Sorting Out A Vexing Side Effect
The team is now focused on probing the link between treatment and IV as well as trying to quantify it.
“We use a lot of agents to modify the immune system in MS, and of course, our patients have an autoimmune disease, and so they may be more likely to develop dysregulated immune responses across the board,” says Dr. Riley.
Determining the incidence of B-cell-associated IV in MS is hindered by the lack of a specific diagnostic code, which prevents easy comparisons between MS patients with inflammatory
vaginitis who are on B-cell therapies and those who aren’t within a data set. “That would be a straightforward dive into claims data if we only had a diagnostic code,” Dr. Riley says.
Finding Solutions
Answering other questions could lead to ways to prevent or reduce the unwanted side effect. “One of the things that we are trying to do with this paper is to get neurologists asking, ‘Is this happening with all B-cell therapies?’” says study first author Libby Levine, NP, a multiple sclerosis nurse practitioner at the Multiple Sclerosis Center at NewYork-Presbyterian/
Maybe there are things that we do to mitigate this risk. Anti-CD20 is a very effective drug class for multiple sclerosis. I don't want to take it off the table for young women who might otherwise do very well with it.
— Dr. Claire Riley
The team also wants to investigate whether IV is strictly limited to B-cell depletion. “Other agents also might be triggers,” Dr. Riley says. “I'm interested to know if there are characteristic changes in the vaginal microbiome, the bacteria that live and thrive in the vaginal environment, with these different agents. And maybe there are things that we can do to mitigate the risk of IV with immunotherapy. Anti-CD20 is a very effective drug class for multiple sclerosis. I don't want to take it off the table for young women who might otherwise do very well with it.”
Creating Awareness
The report is intended to alert clinicians in neurology and other medical specialties to the possible problem for female MS patients. “The goal is to put this on the radar of clinicians who are treating women with multiple sclerosis,” says Dr.
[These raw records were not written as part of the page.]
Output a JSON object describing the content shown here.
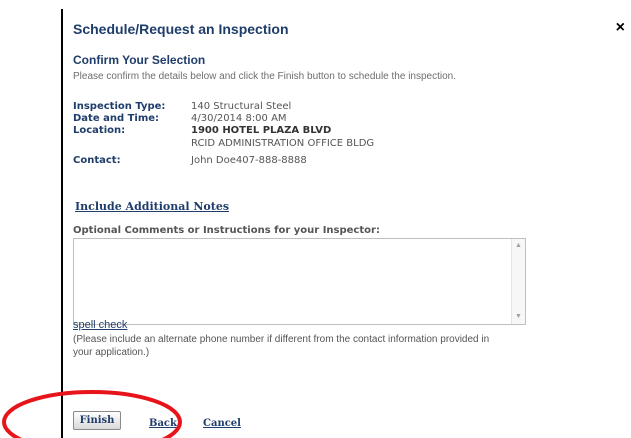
{
  "dialog": {
    "title": "Schedule/Request an Inspection",
    "close_label": "×"
  },
  "confirm": {
    "heading": "Confirm Your Selection",
    "instructions": "Please confirm the details below and click the Finish button to schedule the inspection."
  },
  "details": {
    "inspection_type_label": "Inspection Type:",
    "inspection_type_value": "140 Structural Steel",
    "date_time_label": "Date and Time:",
    "date_time_value": "4/30/2014 8:00 AM",
    "location_label": "Location:",
    "location_line1": "1900 HOTEL PLAZA BLVD",
    "location_line2": "RCID ADMINISTRATION OFFICE BLDG",
    "contact_label": "Contact:",
    "contact_value": "John Doe407-888-8888"
  },
  "notes": {
    "link_label": "Include Additional Notes",
    "comments_label": "Optional Comments or Instructions for your Inspector:",
    "comments_value": ""
  },
  "spell_check_label": "spell check",
  "phone_note": "(Please include an alternate phone number if different from the contact information provided in your application.)",
  "actions": {
    "finish_label": "Finish",
    "back_label": "Back",
    "cancel_label": "Cancel"
  },
  "colors": {
    "heading_blue": "#1f3d6b",
    "highlight_red": "#e8141c"
  }
}
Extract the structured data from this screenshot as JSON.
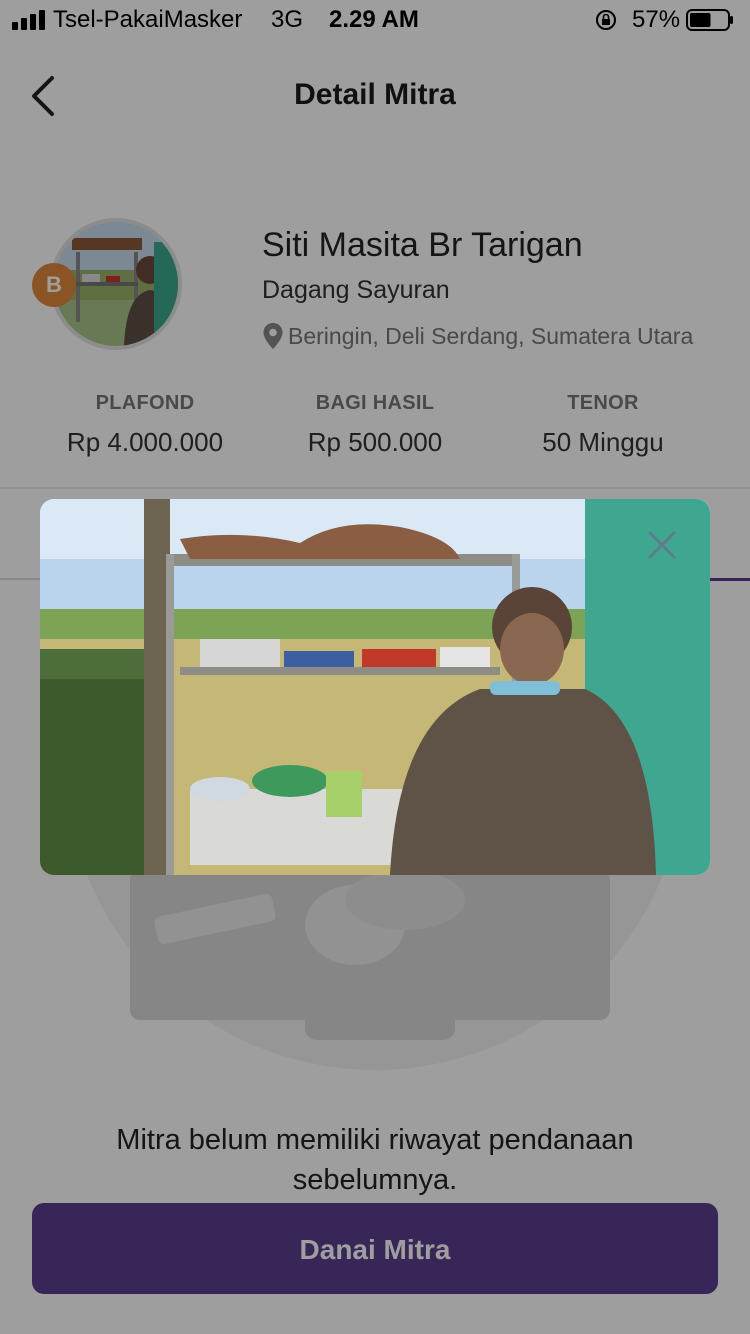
{
  "status_bar": {
    "carrier": "Tsel-PakaiMasker",
    "network": "3G",
    "time": "2.29 AM",
    "battery_percent": "57%",
    "battery_level": 0.57
  },
  "header": {
    "title": "Detail Mitra"
  },
  "profile": {
    "grade_badge": "B",
    "name": "Siti Masita Br Tarigan",
    "business": "Dagang Sayuran",
    "location": "Beringin, Deli Serdang, Sumatera Utara"
  },
  "stats": [
    {
      "label": "PLAFOND",
      "value": "Rp 4.000.000"
    },
    {
      "label": "BAGI HASIL",
      "value": "Rp 500.000"
    },
    {
      "label": "TENOR",
      "value": "50 Minggu"
    }
  ],
  "empty_state": {
    "message": "Mitra belum memiliki riwayat pendanaan sebelumnya."
  },
  "actions": {
    "fund_button": "Danai Mitra"
  },
  "colors": {
    "primary": "#5b3e8e",
    "badge": "#e0883a",
    "overlay": "rgba(0,0,0,0.38)"
  },
  "icons": {
    "back": "chevron-left-icon",
    "close": "close-icon",
    "location": "map-pin-icon"
  }
}
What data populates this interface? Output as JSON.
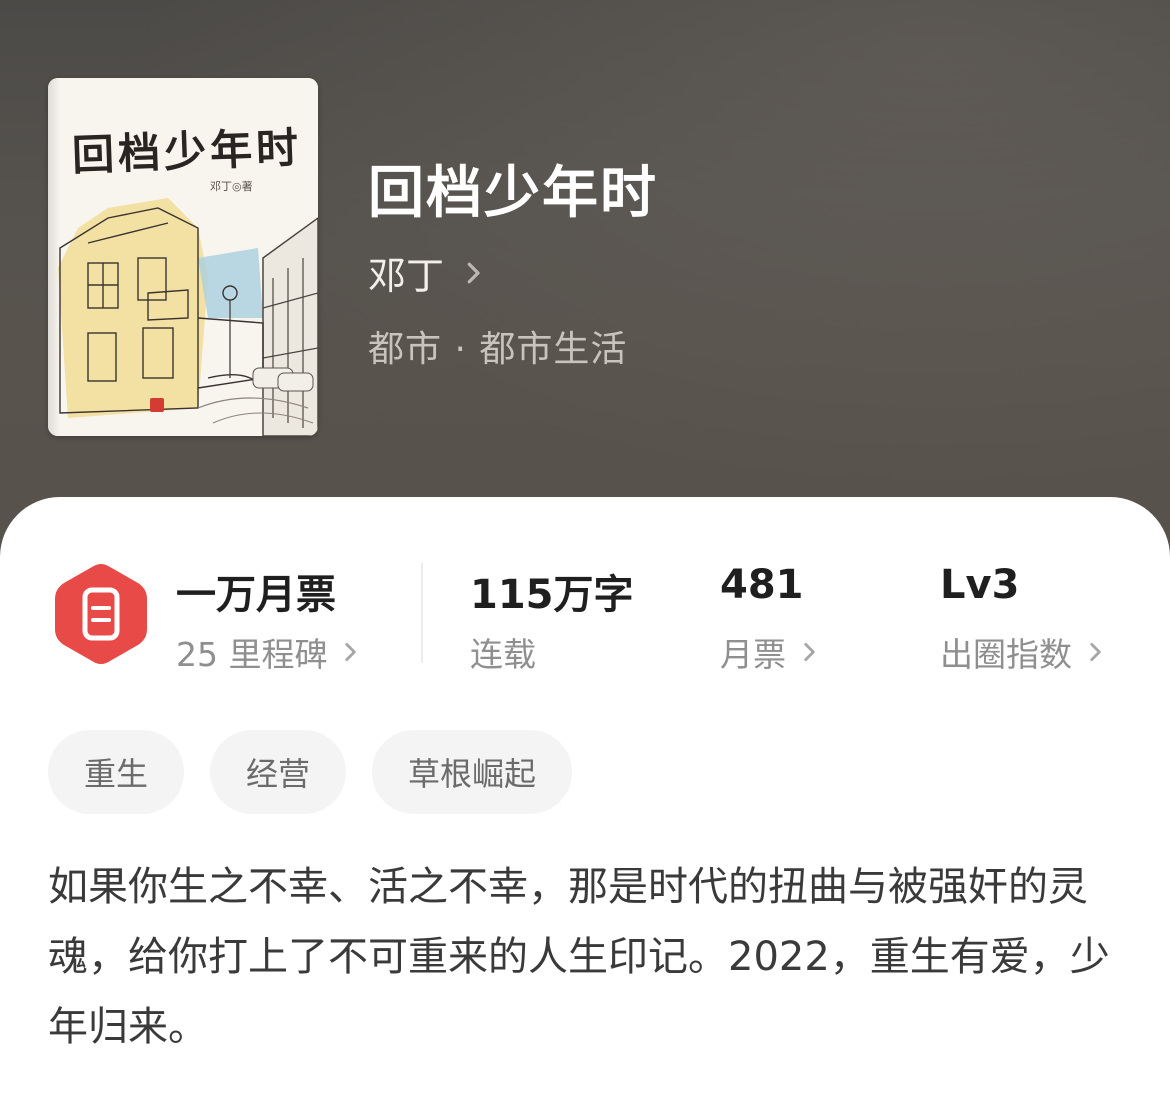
{
  "book": {
    "title": "回档少年时",
    "author": "邓丁",
    "genre": "都市 · 都市生活",
    "cover": {
      "title": "回档少年时",
      "author_line": "邓丁◎著"
    }
  },
  "stats": {
    "monthly_ticket_badge": {
      "main": "一万月票",
      "sub": "25 里程碑",
      "icon": "ticket-icon",
      "color": "#e84a47"
    },
    "word_count": {
      "main": "115万字",
      "sub": "连载"
    },
    "monthly_tickets": {
      "main": "481",
      "sub": "月票"
    },
    "popularity": {
      "main": "Lv3",
      "sub": "出圈指数"
    }
  },
  "tags": [
    "重生",
    "经营",
    "草根崛起"
  ],
  "description": "如果你生之不幸、活之不幸，那是时代的扭曲与被强奸的灵魂，给你打上了不可重来的人生印记。2022，重生有爱，少年归来。"
}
Riley.
That’s particularly important due to the stigma surrounding female reproductive health. “Patients are probably not going to think to bring up vaginal symptoms and painful sex with their neurologist or even primary care,” adds Dr. Haque. “We want to take people out of their silos and get clinicians used to the idea of asking about these symptoms and patients used to speaking about them, because this is an important component of well-being and there's often a big hesitation.”
Adds Dr. Riley, “I try to pass this along to our fellows and trainees that we need to provide an open and accepting environment where patients feel comfortable talking about anything.”
The Benefits of Cross-Disciplinary Care
At NewYork-Presbyterian, a culture of collaboration among providers is present across the system. “With the patient who originally brought this side effect to our attention, we were collaborating with people across NewYork-Presbyterian, Columbia, and Weill Cornell Medicine— pathology, dermatology, rheumatology, and obstetrics and gynecology,” says NP Levine. “The vastness of our network makes it easy for us to put our heads together and come up with a way to get the word out and hopefully quantify the prevalence of this down the line.”
Dr. Riley notes that ties with obstetrics and gynecology were significant even before this issue emerged, as MS is a disease that disproportionately affects women, particularly of childbearing age.
“We have a lot of conversations about family planning and about how to get women where they want to be safely,” she says. “Relationships like the one that we've developed with Dr. Haque and the team in gynecology are really key to our success in creating a comprehensive care model for our patients.”